Arriving home on Christmas Eve, Commander Gray Pierce discovers his house ransacked, his pregnant lover missing, and his best friend’s wife, Kat, unconscious on the kitchen floor. With no shred of evidence to follow, his one hope to find the woman he loves and his unborn child is Kat, the only witness to what happened. But the injured woman is in a semi-comatose state and cannot speak—until a brilliant neurologist offers a radical approach to “unlock” her mind long enough to ask a few questions.
What Pierce learns from Kat sets Sigma Force on a frantic quest for answers that are connected to mysteries reaching back to the Spanish Inquisition and to one of the most reviled and blood-soaked books in human history—a Medieval text known as the Malleus Maleficarum, the Hammer of Witches. What they uncover hidden deep in the past will reveal a frightening truth in the present and a future on the brink of annihilation, and force them to confront the ultimate question: What does it mean to have a soul?


My romance with globe trotting action-adventure/spy thrillers started almost a decade ago and I’ve always had so much fun reading them. But I did feel that some of them have been losing their mojo when some of their books in the past few years didn’t feel upto the mark. However, I have been pleasantly surprised in the past few months and I’m so thankful for it. While Steve Berry’s latest The Malta Exchange and Matthew Reilly’s Three Secret Cities thoroughly impressed me, this book showed me why James Rollins has been my go-to author for this genre for the past ten years. I was just expecting to have some fun but this book definitely did so much more.

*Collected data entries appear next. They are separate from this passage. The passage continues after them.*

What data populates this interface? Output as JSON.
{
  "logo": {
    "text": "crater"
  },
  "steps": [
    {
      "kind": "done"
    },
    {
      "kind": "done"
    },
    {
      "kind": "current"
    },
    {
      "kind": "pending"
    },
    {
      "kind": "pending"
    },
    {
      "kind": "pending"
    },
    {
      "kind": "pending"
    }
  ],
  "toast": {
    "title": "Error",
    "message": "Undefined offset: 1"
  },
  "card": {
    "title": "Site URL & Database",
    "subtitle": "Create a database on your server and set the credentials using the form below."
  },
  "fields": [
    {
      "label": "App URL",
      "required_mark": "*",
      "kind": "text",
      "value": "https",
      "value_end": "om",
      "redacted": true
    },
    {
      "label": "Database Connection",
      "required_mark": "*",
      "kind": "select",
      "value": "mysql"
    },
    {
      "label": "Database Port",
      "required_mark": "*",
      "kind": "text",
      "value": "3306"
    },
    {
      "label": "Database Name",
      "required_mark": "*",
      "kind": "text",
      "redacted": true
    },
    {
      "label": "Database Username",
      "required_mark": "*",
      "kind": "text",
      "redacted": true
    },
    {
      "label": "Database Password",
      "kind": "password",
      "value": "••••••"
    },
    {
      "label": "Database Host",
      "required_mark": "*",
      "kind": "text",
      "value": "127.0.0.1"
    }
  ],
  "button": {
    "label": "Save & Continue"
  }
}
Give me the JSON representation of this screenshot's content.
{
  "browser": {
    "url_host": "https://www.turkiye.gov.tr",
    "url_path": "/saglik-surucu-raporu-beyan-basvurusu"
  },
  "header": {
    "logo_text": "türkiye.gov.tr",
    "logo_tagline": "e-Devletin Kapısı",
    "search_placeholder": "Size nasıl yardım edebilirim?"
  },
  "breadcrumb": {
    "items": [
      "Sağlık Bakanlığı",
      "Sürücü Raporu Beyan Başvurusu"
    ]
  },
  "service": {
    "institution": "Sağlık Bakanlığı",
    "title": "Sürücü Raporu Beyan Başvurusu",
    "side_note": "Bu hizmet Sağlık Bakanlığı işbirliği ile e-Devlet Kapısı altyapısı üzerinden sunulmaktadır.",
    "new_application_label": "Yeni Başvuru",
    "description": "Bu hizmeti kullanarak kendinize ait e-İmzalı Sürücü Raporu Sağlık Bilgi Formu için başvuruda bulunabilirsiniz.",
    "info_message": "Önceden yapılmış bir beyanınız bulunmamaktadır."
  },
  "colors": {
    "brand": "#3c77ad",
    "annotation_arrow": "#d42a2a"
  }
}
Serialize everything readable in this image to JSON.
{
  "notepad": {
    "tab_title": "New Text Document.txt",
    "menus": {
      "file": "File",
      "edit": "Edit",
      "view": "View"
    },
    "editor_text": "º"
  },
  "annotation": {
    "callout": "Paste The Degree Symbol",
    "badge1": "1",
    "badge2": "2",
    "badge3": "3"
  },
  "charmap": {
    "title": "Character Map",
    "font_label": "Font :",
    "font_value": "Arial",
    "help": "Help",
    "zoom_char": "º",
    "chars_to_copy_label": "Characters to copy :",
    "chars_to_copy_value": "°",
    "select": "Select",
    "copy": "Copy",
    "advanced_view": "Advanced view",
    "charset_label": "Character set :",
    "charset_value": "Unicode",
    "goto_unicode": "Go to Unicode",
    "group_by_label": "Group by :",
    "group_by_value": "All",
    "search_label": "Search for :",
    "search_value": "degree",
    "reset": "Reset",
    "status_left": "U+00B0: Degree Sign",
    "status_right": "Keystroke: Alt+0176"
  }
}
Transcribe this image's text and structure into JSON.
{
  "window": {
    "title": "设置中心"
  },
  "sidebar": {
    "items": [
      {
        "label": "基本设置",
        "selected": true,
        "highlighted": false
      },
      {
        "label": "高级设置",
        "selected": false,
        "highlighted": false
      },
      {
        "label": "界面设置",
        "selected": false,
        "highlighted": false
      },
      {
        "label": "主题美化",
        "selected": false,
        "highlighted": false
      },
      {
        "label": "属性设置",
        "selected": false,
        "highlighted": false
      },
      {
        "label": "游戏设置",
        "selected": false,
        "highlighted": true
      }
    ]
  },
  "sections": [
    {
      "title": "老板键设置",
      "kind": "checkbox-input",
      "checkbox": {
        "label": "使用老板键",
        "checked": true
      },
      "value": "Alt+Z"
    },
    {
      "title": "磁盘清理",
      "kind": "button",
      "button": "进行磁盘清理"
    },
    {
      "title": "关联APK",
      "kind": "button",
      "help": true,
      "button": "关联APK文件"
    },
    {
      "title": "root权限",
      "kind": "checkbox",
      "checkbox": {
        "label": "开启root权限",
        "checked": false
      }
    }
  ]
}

Rollins’s strength has always been combining aspects of history with advanced technology which seems both implausible but not completely unrealistic at the same time. In Crucible, he really intertwines these concepts brilliantly and I just couldn’t put the book down even for a minute. Even though this book has a historical backdrop starting with the Spanish Inquisitions and the inhuman witch trials that happened across Europe, the story here is definitely more about the extremely fast technological developments that are happening in the area of Artifical Intelligence and how when unchecked, these might have very unintended and unimaginable consequences. The core part of the plot in the book deals with an almost sentient AI which is something that has never been seen before and it’s capabilities are very vast, but the most surprising part is that this is the only fictional part of the story. As Rollins mentions in his always riveting Author’s Note, almost all of the technology that is mentioned in the book apart from the AI itself and the other incidents that have occurred are all true and that’s what makes this book absolutely terrifying. These stories are supposed to be escapist fiction, not impending doom of our own reality, but it’s this touch of reality that makes this book both entertaining and thrilling while also serving as a word of caution.


If you are a James Rollins fan, you are going to adore this book and I don’t have to sing it’s praises. If you haven’t read the Sigma Force series before but love action-adventure novels with a touch of history and science, please go and checkout Sandstorm right away. This book was action packed, full of thrills and terrifying events but also very very emotional at its core. I don’t think I’ve ever cried reading one of these books before, but I did here and that’s what makes this installment truly special.